A lesson from the Soviet Union

Thatcher was committed to the union even though she rightly conceded that if Scots voted for independence, they could have it. She was surrounded by heavyweights of like mind and supported by Scottish unionists of calibre.

Cameron didn’t want to go down in history as the PM who lost the union – though it might have been better as Brexit will be his epitaph. But Johnson really doesn’t care about anything other than being in power. A complete narcissist with no values and little compunction, he’d prefer it didn’t happen but that’s hardly the same as championing it, and it shows.

There’s little policy or intent and his acolytes in Scotland are truly desperate. A Scottish Secretary no one knows and the Conservative MP in the Baxter’s photo op was Douglas Ross, only recently derided as a “nobody” by a Downing Street source.

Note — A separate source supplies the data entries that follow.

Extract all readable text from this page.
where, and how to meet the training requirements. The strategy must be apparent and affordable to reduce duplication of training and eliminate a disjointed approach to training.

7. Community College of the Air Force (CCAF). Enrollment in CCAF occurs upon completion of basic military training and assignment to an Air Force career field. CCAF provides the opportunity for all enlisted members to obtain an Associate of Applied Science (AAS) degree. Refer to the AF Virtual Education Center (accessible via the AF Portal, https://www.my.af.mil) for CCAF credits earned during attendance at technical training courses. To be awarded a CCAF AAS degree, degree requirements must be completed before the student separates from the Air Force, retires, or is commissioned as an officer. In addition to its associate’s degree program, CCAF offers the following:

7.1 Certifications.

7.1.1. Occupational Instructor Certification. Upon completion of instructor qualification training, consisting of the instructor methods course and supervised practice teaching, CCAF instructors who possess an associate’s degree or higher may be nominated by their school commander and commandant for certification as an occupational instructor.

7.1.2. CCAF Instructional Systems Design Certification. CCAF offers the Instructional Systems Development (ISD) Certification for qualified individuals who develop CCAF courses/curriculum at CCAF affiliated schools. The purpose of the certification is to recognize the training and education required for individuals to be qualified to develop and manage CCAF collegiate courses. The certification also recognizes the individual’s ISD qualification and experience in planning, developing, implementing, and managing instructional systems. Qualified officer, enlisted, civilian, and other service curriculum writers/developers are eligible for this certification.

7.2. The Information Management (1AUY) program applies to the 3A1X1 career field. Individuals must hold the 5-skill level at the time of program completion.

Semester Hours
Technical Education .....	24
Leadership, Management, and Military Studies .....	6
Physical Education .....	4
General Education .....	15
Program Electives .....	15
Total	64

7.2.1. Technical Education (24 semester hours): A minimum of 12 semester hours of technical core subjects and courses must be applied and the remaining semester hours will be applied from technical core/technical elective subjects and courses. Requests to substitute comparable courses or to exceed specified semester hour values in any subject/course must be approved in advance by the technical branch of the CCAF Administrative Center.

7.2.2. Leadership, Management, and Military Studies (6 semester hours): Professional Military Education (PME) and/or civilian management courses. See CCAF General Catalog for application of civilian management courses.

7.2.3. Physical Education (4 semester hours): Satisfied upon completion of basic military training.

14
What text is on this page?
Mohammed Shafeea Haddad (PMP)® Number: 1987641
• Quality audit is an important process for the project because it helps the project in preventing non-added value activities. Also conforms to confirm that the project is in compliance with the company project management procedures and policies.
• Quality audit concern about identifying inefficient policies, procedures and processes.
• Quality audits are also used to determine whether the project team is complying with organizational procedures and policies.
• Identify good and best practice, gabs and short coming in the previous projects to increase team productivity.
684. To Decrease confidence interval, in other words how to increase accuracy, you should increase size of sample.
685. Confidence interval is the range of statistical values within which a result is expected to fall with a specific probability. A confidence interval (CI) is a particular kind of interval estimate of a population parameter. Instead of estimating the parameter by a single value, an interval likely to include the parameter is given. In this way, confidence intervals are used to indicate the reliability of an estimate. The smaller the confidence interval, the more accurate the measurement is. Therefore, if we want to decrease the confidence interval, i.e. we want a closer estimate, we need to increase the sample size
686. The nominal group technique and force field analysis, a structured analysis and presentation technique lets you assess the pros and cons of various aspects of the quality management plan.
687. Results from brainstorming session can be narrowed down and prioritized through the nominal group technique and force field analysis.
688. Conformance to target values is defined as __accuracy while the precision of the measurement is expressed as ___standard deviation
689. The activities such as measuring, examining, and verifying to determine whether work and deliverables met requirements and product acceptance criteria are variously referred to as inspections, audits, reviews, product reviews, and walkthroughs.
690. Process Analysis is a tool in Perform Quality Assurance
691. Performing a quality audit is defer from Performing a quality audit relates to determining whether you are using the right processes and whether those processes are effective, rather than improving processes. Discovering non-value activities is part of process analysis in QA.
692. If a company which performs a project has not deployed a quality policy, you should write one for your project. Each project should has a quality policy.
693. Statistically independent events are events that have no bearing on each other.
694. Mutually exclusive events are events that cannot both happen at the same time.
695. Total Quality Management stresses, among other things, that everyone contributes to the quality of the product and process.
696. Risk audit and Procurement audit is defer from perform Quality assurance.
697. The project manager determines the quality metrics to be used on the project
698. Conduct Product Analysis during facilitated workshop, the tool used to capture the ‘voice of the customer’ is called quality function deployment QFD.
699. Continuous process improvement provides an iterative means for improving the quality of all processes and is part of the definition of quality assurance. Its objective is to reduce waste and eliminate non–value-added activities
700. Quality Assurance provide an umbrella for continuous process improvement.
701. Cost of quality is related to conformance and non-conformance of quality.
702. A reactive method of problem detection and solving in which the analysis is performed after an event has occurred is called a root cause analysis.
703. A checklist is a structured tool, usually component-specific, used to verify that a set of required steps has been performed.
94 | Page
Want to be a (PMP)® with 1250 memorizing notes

Safe in their hands the union most certainly isn’t. English public opinion is swinging. Scotland’s becoming viewed as an irritancy by many and an ingrate by others.

Johnson’s rhetoric of a revived Empire has little place other than for a mere appendage north of the Tweed. It wouldn’t take much for a majority in England to think it better to head off without us. After all, Mikhail Gorbachev wrote in his memoirs that it was revived Russian nationalism, not the Baltic States seeking independence, that broke the Soviet Union.